Weiter ab Niagara, 18. – 21. Mai 2022

Zu Niagara Valley ist noch etwas Wichtiges beizufügen. Wir sind an vielen Hektaren Reben vorbei gefahren. Hier wäschst ein sehr guter Wein. Es gibt sogar eine Rebsorte „Niagara“ eine weisse Traube gezüchtet aus den beiden Sorten Cassidy und Concorde. Auch verschiedene Rotweine aus der Region sind erhältlich. Wir haben sie natürlich versucht und als durchaus gut trinkbar befunden.

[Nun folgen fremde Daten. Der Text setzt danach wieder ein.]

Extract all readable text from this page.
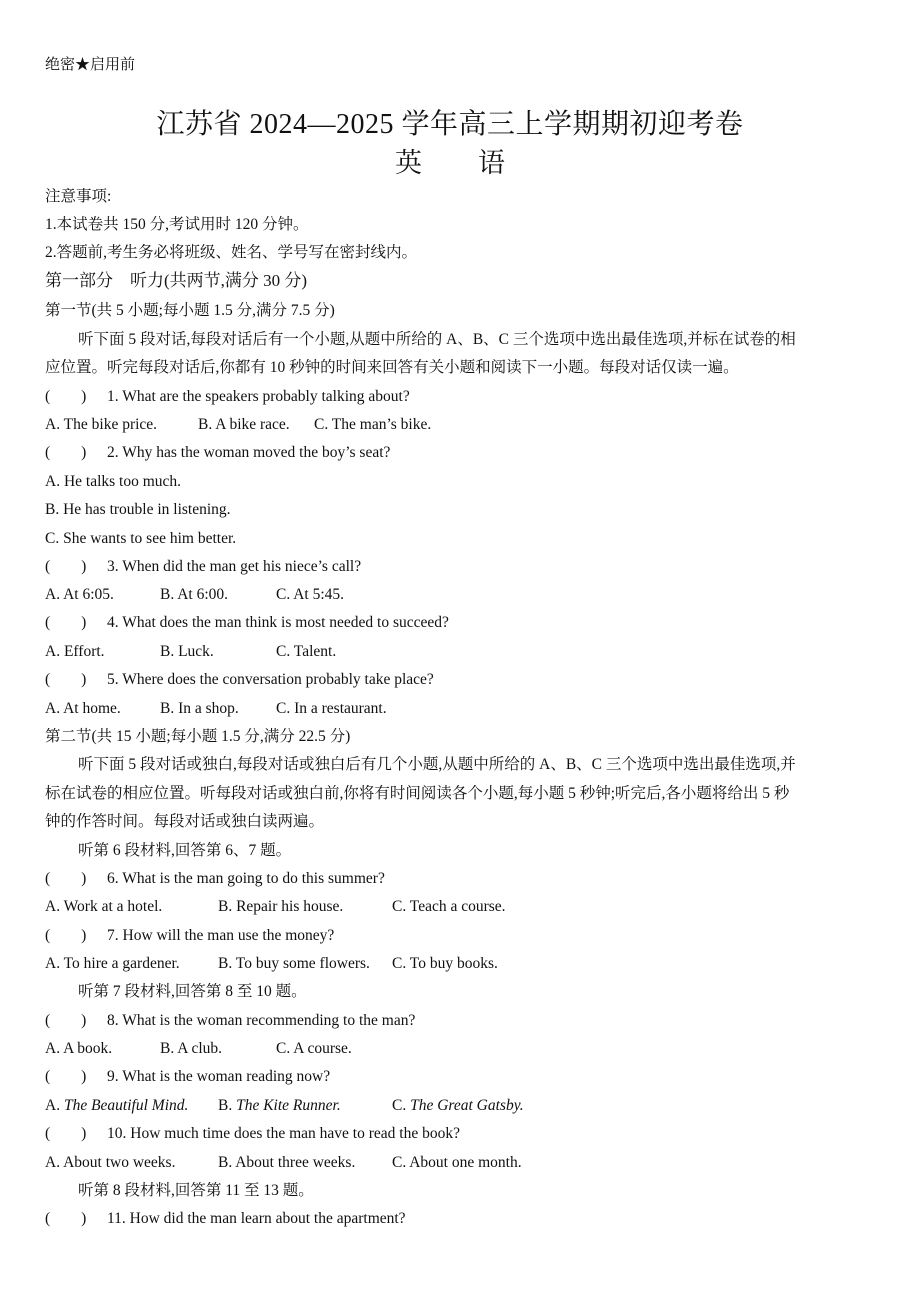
绝密★启用前
江苏省 2024—2025 学年高三上学期期初迎考卷
英 语
注意事项:
1.本试卷共 150 分,考试用时 120 分钟。
2.答题前,考生务必将班级、姓名、学号写在密封线内。
第一部分　听力(共两节,满分 30 分)
第一节(共 5 小题;每小题 1.5 分,满分 7.5 分)
听下面 5 段对话,每段对话后有一个小题,从题中所给的 A、B、C 三个选项中选出最佳选项,并标在试卷的相
应位置。听完每段对话后,你都有 10 秒钟的时间来回答有关小题和阅读下一小题。每段对话仅读一遍。
(　　) 1. What are the speakers probably talking about?
A. The bike price.	B. A bike race. C. The man’s bike.
(　　) 2. Why has the woman moved the boy’s seat?
A. He talks too much.
B. He has trouble in listening.
C. She wants to see him better.
(　　) 3. When did the man get his niece’s call?
A. At 6:05.	B. At 6:00.	C. At 5:45.
(　　) 4. What does the man think is most needed to succeed?
A. Effort.	B. Luck.	C. Talent.
(　　) 5. Where does the conversation probably take place?
A. At home.	B. In a shop. C. In a restaurant.
第二节(共 15 小题;每小题 1.5 分,满分 22.5 分)
听下面 5 段对话或独白,每段对话或独白后有几个小题,从题中所给的 A、B、C 三个选项中选出最佳选项,并
标在试卷的相应位置。听每段对话或独白前,你将有时间阅读各个小题,每小题 5 秒钟;听完后,各小题将给出 5 秒
钟的作答时间。每段对话或独白读两遍。
听第 6 段材料,回答第 6、7 题。
(　　) 6. What is the man going to do this summer?
A. Work at a hotel.	B. Repair his house.	C. Teach a course.
(　　) 7. How will the man use the money?
A. To hire a gardener. B. To buy some flowers. C. To buy books.
听第 7 段材料,回答第 8 至 10 题。
(　　) 8. What is the woman recommending to the man?
A. A book.	B. A club.	C. A course.
(　　) 9. What is the woman reading now?
A. The Beautiful Mind. B. The Kite Runner.	C. The Great Gatsby.
(　　) 10. How much time does the man have to read the book?
A. About two weeks.	B. About three weeks. C. About one month.
听第 8 段材料,回答第 11 至 13 题。
(　　) 11. How did the man learn about the apartment?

Nun weiter auf unserer Reise. Nach unserer Ankunft in South Baymouth hatte sich an der Wetterlage noch gar nichts geändert. Immer noch Nebel. Wir fahren weiter bis Sault Ste. Marie.

Stault Ste. Marie ist eine Grenzstadt. Am anderen Ufer des Flusses liegen die USA. Seit Gründung des Ortes wurde reger Handel über die Grenze betrieben. Aus Kanada kamen vor allem Felle, die eine begehrte Handelsware darstellte.  Der Ort wurde massgeblich durch zwei Persönlichkeiten geprägt. Zum Einen vom gebürtigen Schweizer Ermatinger, der ein Handelshaus betrieb und von Francis Hector Clergue. Dieser hatte verschiedene Ideen. Er baute eine Papierfabrik, ein Stahlwerk und kümmerte sich um die Elektrifizierung.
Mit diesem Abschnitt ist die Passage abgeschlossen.